WOMEN’S LANGUAGE POLITENESS IN FACEBOOK STATUS UPDATES A CRITICAL DISCOURSE ANALYSIS OF GENDERED DISCURSIVE PRACTICES
DOI:
https://doi.org/10.33884/basisupb.v13i1.11033Keywords:
Critical Discourse Analysis, Digital Discourse, Facebook Status Updates, Gender, PolitenessAbstract
This study uses Critical Discourse Analysis (CDA) to examine women's language politeness in Facebook status updates. Fewer studies have looked at how politeness functions as a gendered discursive practice in digital communication, despite the fact that it has historically been studied as a pragmatic strategy for reducing face-threatening acts. Drawing on Brown and Levinson’s politeness theory and Fairclough’s three-dimensional model of CDA, this qualitative study analyzes 50 Facebook status updates posted by female users.
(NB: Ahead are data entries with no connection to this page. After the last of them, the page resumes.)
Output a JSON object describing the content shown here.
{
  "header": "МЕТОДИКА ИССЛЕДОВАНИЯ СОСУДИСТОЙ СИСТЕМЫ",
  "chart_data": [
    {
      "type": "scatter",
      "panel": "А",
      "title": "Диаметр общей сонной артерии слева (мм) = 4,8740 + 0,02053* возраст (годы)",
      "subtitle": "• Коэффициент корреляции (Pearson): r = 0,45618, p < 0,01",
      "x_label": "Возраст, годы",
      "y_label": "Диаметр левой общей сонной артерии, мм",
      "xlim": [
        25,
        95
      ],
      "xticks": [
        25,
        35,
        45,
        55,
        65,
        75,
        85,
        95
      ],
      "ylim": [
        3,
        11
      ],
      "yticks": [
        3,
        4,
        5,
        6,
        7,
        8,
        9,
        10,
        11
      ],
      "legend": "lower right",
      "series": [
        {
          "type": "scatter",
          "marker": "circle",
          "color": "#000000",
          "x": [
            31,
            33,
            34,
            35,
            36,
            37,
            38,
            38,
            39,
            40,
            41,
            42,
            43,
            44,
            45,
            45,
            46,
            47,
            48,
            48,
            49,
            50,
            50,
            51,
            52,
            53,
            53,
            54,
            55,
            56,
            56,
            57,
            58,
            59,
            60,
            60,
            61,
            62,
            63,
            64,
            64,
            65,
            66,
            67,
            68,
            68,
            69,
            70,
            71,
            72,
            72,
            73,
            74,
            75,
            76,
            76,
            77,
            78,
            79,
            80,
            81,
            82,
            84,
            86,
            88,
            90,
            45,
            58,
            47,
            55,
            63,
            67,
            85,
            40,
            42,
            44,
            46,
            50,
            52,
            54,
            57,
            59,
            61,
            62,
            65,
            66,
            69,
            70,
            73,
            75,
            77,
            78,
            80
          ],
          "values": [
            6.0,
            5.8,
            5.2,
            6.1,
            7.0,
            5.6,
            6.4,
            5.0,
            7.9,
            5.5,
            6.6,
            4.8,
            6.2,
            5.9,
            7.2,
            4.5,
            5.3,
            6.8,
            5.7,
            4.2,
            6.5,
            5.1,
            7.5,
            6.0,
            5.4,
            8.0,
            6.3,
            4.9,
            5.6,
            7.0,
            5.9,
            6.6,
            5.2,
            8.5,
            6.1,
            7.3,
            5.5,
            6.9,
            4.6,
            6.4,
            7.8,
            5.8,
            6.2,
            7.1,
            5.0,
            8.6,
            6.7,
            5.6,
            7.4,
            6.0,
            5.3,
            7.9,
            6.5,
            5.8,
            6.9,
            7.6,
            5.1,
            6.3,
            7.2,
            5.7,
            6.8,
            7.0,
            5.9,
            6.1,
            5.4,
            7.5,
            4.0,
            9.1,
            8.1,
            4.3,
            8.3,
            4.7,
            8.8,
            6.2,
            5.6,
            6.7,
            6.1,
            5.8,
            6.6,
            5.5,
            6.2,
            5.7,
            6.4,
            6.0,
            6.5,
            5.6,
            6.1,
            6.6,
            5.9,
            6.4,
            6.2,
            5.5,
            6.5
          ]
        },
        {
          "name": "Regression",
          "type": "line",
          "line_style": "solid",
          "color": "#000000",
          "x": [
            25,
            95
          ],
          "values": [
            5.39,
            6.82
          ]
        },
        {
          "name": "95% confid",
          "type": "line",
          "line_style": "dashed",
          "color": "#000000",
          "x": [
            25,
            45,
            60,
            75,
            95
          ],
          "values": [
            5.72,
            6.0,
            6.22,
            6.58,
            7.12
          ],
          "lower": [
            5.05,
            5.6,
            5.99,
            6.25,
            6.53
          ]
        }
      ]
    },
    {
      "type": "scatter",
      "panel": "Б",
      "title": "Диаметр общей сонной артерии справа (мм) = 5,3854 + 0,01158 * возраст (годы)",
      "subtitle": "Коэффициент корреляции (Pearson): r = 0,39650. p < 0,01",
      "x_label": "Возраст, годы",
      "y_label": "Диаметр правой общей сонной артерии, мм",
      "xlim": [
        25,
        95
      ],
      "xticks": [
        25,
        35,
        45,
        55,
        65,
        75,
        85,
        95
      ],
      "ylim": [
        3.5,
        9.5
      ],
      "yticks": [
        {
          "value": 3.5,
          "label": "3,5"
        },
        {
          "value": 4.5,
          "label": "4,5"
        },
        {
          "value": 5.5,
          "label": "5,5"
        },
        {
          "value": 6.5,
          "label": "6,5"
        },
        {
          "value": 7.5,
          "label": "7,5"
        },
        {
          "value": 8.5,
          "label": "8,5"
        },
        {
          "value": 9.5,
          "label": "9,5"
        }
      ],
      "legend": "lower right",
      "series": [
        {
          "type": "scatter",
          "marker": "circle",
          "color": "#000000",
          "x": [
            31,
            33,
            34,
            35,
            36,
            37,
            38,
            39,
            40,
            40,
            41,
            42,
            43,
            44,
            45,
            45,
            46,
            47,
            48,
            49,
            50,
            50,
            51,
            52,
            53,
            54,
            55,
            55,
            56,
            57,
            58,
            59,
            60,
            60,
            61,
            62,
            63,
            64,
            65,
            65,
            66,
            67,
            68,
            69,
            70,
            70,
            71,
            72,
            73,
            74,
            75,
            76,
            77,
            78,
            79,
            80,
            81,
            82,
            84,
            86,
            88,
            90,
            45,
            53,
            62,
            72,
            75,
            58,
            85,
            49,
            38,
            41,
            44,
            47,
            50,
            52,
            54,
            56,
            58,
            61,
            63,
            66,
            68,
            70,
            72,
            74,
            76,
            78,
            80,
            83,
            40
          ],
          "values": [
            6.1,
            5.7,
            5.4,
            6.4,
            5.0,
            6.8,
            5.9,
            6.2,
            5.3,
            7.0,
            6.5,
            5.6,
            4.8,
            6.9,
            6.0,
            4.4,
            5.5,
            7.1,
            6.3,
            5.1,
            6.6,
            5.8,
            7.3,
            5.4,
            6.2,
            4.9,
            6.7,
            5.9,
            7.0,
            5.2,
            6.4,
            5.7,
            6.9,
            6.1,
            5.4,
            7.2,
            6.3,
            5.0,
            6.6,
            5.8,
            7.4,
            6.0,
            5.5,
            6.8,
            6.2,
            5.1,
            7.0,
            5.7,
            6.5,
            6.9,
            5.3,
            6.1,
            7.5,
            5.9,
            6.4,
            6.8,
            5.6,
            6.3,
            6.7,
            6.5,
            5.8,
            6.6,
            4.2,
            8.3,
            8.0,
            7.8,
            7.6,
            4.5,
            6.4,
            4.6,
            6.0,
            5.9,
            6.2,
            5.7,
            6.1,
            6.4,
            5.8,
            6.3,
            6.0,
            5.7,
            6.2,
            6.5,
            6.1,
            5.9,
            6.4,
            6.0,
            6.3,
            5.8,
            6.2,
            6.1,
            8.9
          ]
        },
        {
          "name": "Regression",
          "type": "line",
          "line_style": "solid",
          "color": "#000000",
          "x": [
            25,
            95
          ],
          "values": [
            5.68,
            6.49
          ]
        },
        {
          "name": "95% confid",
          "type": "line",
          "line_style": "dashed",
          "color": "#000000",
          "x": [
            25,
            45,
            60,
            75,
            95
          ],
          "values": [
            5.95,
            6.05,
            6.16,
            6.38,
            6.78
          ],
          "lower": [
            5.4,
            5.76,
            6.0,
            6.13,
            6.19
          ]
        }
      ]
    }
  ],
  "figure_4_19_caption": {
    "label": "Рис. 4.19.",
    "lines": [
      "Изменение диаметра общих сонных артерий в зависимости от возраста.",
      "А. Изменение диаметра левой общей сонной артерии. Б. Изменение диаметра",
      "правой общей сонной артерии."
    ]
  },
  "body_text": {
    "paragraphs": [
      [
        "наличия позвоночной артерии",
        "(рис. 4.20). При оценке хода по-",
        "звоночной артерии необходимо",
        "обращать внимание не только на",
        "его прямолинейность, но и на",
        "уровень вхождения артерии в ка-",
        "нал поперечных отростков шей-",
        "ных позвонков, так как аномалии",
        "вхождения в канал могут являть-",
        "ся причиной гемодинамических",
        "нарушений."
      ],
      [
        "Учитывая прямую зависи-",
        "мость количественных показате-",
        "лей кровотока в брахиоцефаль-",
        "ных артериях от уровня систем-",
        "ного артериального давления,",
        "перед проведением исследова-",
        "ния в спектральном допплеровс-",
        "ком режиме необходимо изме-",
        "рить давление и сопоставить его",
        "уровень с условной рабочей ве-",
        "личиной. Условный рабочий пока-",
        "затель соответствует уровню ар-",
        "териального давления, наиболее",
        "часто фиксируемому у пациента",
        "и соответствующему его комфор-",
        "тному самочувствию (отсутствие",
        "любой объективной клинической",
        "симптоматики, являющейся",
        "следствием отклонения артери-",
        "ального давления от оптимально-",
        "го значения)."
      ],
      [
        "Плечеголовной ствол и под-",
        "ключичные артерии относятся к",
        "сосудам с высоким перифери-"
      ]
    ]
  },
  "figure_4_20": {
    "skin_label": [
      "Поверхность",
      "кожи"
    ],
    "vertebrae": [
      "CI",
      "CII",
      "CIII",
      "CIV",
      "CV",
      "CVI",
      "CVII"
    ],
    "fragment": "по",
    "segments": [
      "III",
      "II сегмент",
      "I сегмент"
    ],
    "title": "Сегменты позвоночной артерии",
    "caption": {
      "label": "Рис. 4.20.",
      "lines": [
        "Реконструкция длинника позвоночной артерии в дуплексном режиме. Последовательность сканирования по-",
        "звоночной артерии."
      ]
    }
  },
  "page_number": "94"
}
The findings reveal that women predominantly employ positive politeness, negative politeness, and off-record strategies to maintain social harmony, manage face, and negotiate public self-presentation. At the discursive level, politeness functions as a normative expectation shaping women’s online identities, while at the socio cultural level, it operates as an ideological resource that reproduces gendered norms of emotional labor, relational responsibility, and self-regulation. This study contributes to pragmatics and critical discourse studies by reconceptualizing politeness not merely as an interpersonal strategy but as a socially embedded and ideologically loaded practice in digital discourse.